I have been thinking about Donatello and Michelangelo. This is a very pleasant pass time. I wanted to go deeper with them. Not merely to study who they were, what they accomplished and attach my own meaning to their work, I wanted to experience the stone.

To further my experience with this study I decided to attempt a stone sculpture. Wow!

I have been working in collaboration with the sculptor Monty Taylor on stone and copper project which started as a charity sort of thing, happily, we liked it so much that we are continuing our efforts into other projects and it is so exciting. He offered me the opportunity to work in his studio on a stone project of my own. This is quite different than painting because there is no immediate gratification. Sculpting stone is a very slow process. I am not use to that. Because of my life style, I am usually able to start a painting and see it to the end in one sitting. Although even that is changing.

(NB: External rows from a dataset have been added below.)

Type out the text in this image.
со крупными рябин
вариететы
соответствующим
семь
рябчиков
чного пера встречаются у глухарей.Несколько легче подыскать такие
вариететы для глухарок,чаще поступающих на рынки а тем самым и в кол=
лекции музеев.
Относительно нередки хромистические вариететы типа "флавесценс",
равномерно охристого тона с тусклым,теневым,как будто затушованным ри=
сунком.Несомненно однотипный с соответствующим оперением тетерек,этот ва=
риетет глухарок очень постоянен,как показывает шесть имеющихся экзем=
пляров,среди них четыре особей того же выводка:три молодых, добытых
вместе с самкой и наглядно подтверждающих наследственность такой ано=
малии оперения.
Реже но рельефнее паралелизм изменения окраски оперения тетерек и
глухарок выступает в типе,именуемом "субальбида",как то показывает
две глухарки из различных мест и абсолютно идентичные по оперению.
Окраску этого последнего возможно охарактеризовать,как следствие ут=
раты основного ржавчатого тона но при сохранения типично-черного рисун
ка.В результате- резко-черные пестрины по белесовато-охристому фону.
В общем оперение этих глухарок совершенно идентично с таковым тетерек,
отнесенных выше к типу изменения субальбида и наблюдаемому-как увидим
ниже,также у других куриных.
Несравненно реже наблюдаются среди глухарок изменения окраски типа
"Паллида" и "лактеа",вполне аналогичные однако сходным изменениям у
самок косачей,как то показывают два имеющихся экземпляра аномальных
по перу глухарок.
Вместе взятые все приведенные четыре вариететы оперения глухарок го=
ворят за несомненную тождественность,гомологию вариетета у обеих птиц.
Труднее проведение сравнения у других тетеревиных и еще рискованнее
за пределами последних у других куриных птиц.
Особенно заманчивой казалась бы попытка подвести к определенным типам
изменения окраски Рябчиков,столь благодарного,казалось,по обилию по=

But back to the stone. My project is an owl. I have had fun with it and time just suspends. Of course that is what happens when ever I spend time in the creative realm. And if you talk to most artists about what happens when they create they will describe this other world that has no bounds of time. Time does not exist.

I am sculpting my owl in Colorado Alabaster and I have plans to make her wings out of copper. When sculpting in stone the approach is different than clay and even further from the experience of painting.

With stone I am removing the unnecessary. Every day that I go to Monty's studio to work on my stone sculpture, I continue my effort to liberate the owl from the stone.